Exodus 34:34–35 (HCSB)
34 But whenever Moses went before the Lord to speak with Him, he would remove the veil until he came out. After he came out, he would tell the Israelites what he had been commanded, 35 and the Israelites would see that Moses’ face was radiant. Then Moses would put the veil over his face again until he went to speak with the Lord.
This shorter passage is all about the effect God’s presence has upon Moses’ appearance, specifically his face, and how the Israelites react. At first it would seem it’s a straightforward account, and might be intended to simply take literally, but I think there is something more to be gleaned.
- The presence of God has a lasting impact. Moses was in the presence of God, as close and personal as any man has ever been, and the impact was long lasting. Note that Moses was not in any pain, there was nothing wrong with him. But it was clear that he had been close to God.

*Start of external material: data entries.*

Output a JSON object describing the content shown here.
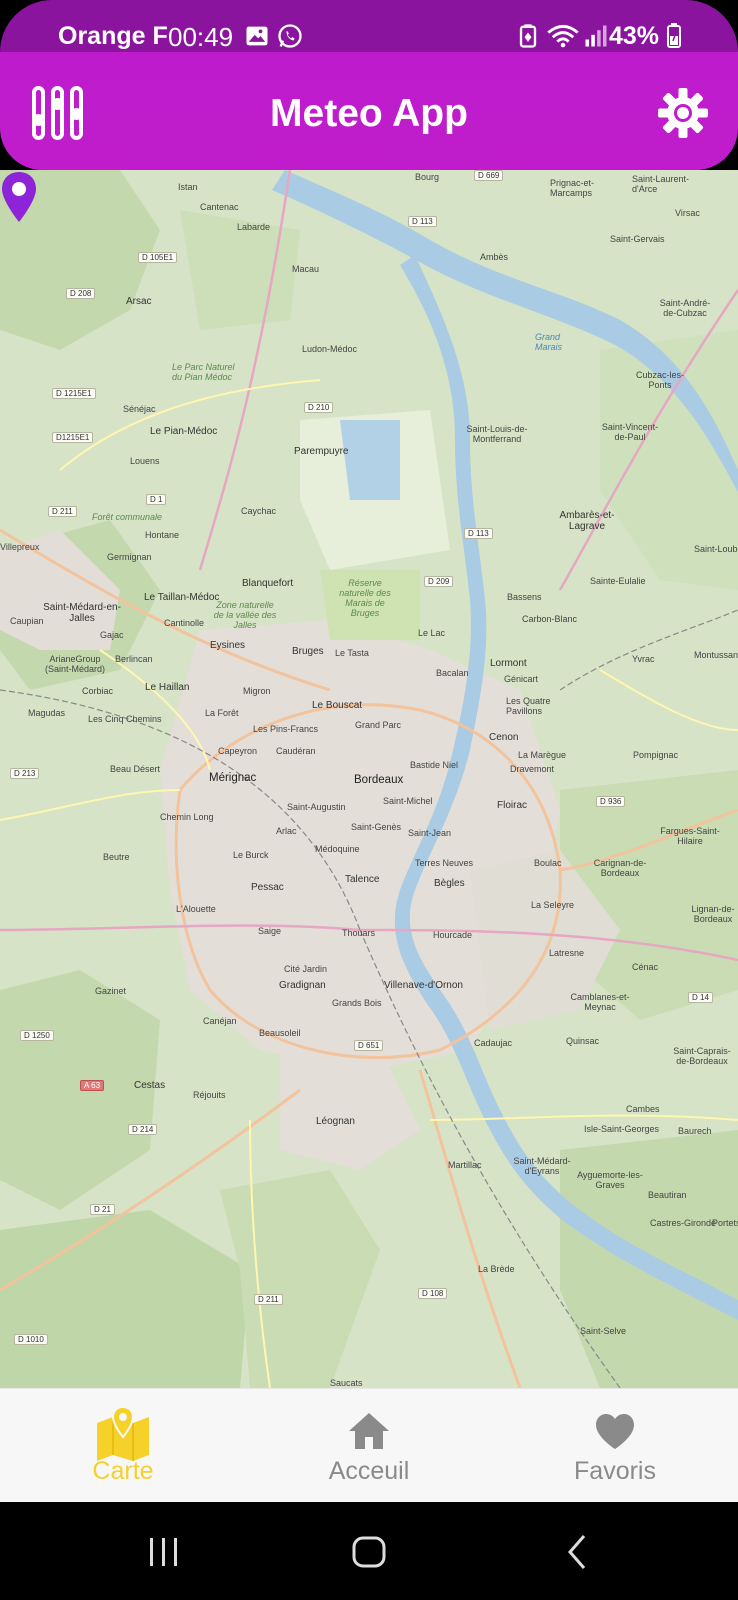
{
  "status_bar": {
    "carrier": "Orange F",
    "time": "00:49",
    "battery_percent": "43%",
    "icons": [
      "gallery-icon",
      "whatsapp-icon",
      "battery-saver-icon",
      "wifi-icon",
      "signal-icon",
      "battery-charging-icon"
    ]
  },
  "header": {
    "title": "Meteo App",
    "left_icon": "filter-sliders-icon",
    "right_icon": "settings-gear-icon",
    "color": "#c01ccc"
  },
  "map": {
    "selected_city": "Bordeaux",
    "pin_color": "#8e24d8",
    "labels": {
      "bourg": "Bourg",
      "prignac": "Prignac-et-Marcamps",
      "saint_laurent": "Saint-Laurent-d'Arce",
      "cantenac": "Cantenac",
      "labarde": "Labarde",
      "macau": "Macau",
      "ambes": "Ambès",
      "saint_gervais": "Saint-Gervais",
      "virsac": "Virsac",
      "arsac": "Arsac",
      "saint_andre": "Saint-André-de-Cubzac",
      "grand_marais": "Grand Marais",
      "ludon": "Ludon-Médoc",
      "cubzac": "Cubzac-les-Ponts",
      "senejac": "Sénéjac",
      "parc_pian": "Le Parc Naturel du Pian Médoc",
      "le_pian": "Le Pian-Médoc",
      "saint_louis": "Saint-Louis-de-Montferrand",
      "saint_vincent": "Saint-Vincent-de-Paul",
      "parempuyre": "Parempuyre",
      "louens": "Louens",
      "caychac": "Caychac",
      "ambares": "Ambarès-et-Lagrave",
      "foret": "Forêt communale",
      "hontane": "Hontane",
      "villepreux": "Villepreux",
      "saint_loubes": "Saint-Loubès",
      "germignan": "Germignan",
      "blanquefort": "Blanquefort",
      "reserve": "Réserve naturelle des Marais de Bruges",
      "sainte_eulalie": "Sainte-Eulalie",
      "taillan": "Le Taillan-Médoc",
      "bassens": "Bassens",
      "saint_medard": "Saint-Médard-en-Jalles",
      "cantinolle": "Cantinolle",
      "zone_jalles": "Zone naturelle de la vallée des Jalles",
      "carbon_blanc": "Carbon-Blanc",
      "gajac": "Gajac",
      "caupian": "Caupian",
      "berlincan": "Berlincan",
      "eysines": "Eysines",
      "bruges": "Bruges",
      "le_tasta": "Le Tasta",
      "le_lac": "Le Lac",
      "lormont": "Lormont",
      "yvrac": "Yvrac",
      "montussan": "Montussan",
      "arianegroup": "ArianeGroup (Saint-Médard)",
      "corbiac": "Corbiac",
      "le_haillan": "Le Haillan",
      "migron": "Migron",
      "bacalan": "Bacalan",
      "genicart": "Génicart",
      "magudas": "Magudas",
      "quatre_pavillons": "Les Quatre Pavillons",
      "cinq_chemins": "Les Cinq Chemins",
      "la_foret": "La Forêt",
      "le_bouscat": "Le Bouscat",
      "grand_parc": "Grand Parc",
      "pins_francs": "Les Pins-Francs",
      "cenon": "Cenon",
      "capeyron": "Capeyron",
      "cauderan": "Caudéran",
      "maregue": "La Marègue",
      "pompignac": "Pompignac",
      "beau_desert": "Beau Désert",
      "bastide": "Bastide Niel",
      "dravemont": "Dravemont",
      "merignac": "Mérignac",
      "bordeaux": "Bordeaux",
      "saint_michel": "Saint-Michel",
      "saint_augustin": "Saint-Augustin",
      "floirac": "Floirac",
      "chemin_long": "Chemin Long",
      "fargues": "Fargues-Saint-Hilaire",
      "arlac": "Arlac",
      "saint_genes": "Saint-Genès",
      "saint_jean": "Saint-Jean",
      "medoquine": "Médoquine",
      "beutre": "Beutre",
      "le_burck": "Le Burck",
      "terres_neuves": "Terres Neuves",
      "boulac": "Boulac",
      "carignan": "Carignan-de-Bordeaux",
      "talence": "Talence",
      "pessac": "Pessac",
      "begles": "Bègles",
      "lalouette": "L'Alouette",
      "la_seleyre": "La Seleyre",
      "lignan": "Lignan-de-Bordeaux",
      "saige": "Saige",
      "thouars": "Thouars",
      "hourcade": "Hourcade",
      "latresne": "Latresne",
      "cite_jardin": "Cité Jardin",
      "cenac": "Cénac",
      "gradignan": "Gradignan",
      "villenave": "Villenave-d'Ornon",
      "gazinet": "Gazinet",
      "camblanes": "Camblanes-et-Meynac",
      "canejan": "Canéjan",
      "grands_bois": "Grands Bois",
      "beausoleil": "Beausoleil",
      "cadaujac": "Cadaujac",
      "quinsac": "Quinsac",
      "saint_caprais": "Saint-Caprais-de-Bordeaux",
      "cestas": "Cestas",
      "rejouits": "Réjouits",
      "cambes": "Cambes",
      "leognan": "Léognan",
      "isle_saint_georges": "Isle-Saint-Georges",
      "baurech": "Baurech",
      "martillac": "Martillac",
      "saint_medard_eyrans": "Saint-Médard-d'Eyrans",
      "ayguemorte": "Ayguemorte-les-Graves",
      "beautiran": "Beautiran",
      "castres": "Castres-Gironde",
      "portets": "Portets",
      "la_brede": "La Brède",
      "saint_selve": "Saint-Selve",
      "saucats": "Saucats",
      "istan": "Istan"
    },
    "road_tags": {
      "d669": "D 669",
      "d113a": "D 113",
      "d105e1": "D 105E1",
      "d208": "D 208",
      "d1215e1a": "D 1215E1",
      "d1215e1b": "D1215E1",
      "d210": "D 210",
      "d1": "D 1",
      "d211a": "D 211",
      "d113b": "D 113",
      "d209": "D 209",
      "d213": "D 213",
      "d936": "D 936",
      "d14": "D 14",
      "d1250": "D 1250",
      "a63": "A 63",
      "d651": "D 651",
      "d214": "D 214",
      "d21": "D 21",
      "d211b": "D 211",
      "d108": "D 108",
      "d1010": "D 1010"
    }
  },
  "bottom_nav": {
    "items": [
      {
        "label": "Carte",
        "icon": "map-pin-icon",
        "active": true,
        "color": "#f5d12a"
      },
      {
        "label": "Acceuil",
        "icon": "home-icon",
        "active": false,
        "color": "#8a8a8a"
      },
      {
        "label": "Favoris",
        "icon": "heart-icon",
        "active": false,
        "color": "#8a8a8a"
      }
    ]
  },
  "system_nav": {
    "buttons": [
      "recent-apps-icon",
      "home-button-icon",
      "back-icon"
    ]
  }
}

Shouldn’t it be clear and obvious to all when we are close to God? That we are in his presence?
- Those close to God glow, those separated from God fear. Although God has reestablished His covenant with the Israelites, they are still sort of the “outside” in a way. Moses alone was allowed up the mountain. Moses alone speaks directly to God. Moses alone intercedes successfully. And when Moses returns, the Israelites know the radiance is due to God being with Moses, and they are afraid! Look, there is something to be said for a healthy fear of God, it is a good thing. And it’s not necessarily bad that the Israelites transfer some of that fear to Moses due to his closeness with God. But if we are constantly afraid to come close to God, or even His people (i.e. the church?), we might want to take stock of where we are in relation to God.
- The veil continues. The Israelites have been separated from God, despite being His chosen people. Moses is their mediator, and now, as he moves closer and closer to God, there is a veil between him and the Israelites. The veil between Moses and the Israelites is sort of like the veil in the tabernacle: a separator, something that makes a distinction between the holiest of places and the outside. But we should take heart! Because, instead of simply removing himself from the presence of the Israelites, just as God continues to endure us and remain among us, Moses stays among the Israelites.
Lord, thank You for sticking with us, despite our sin and failures. Help us to not be afraid of You, but to fear You in a reverent way, constantly seeking to be closer. I pray that we would glow in the world, a light drawing your people to You. Amen.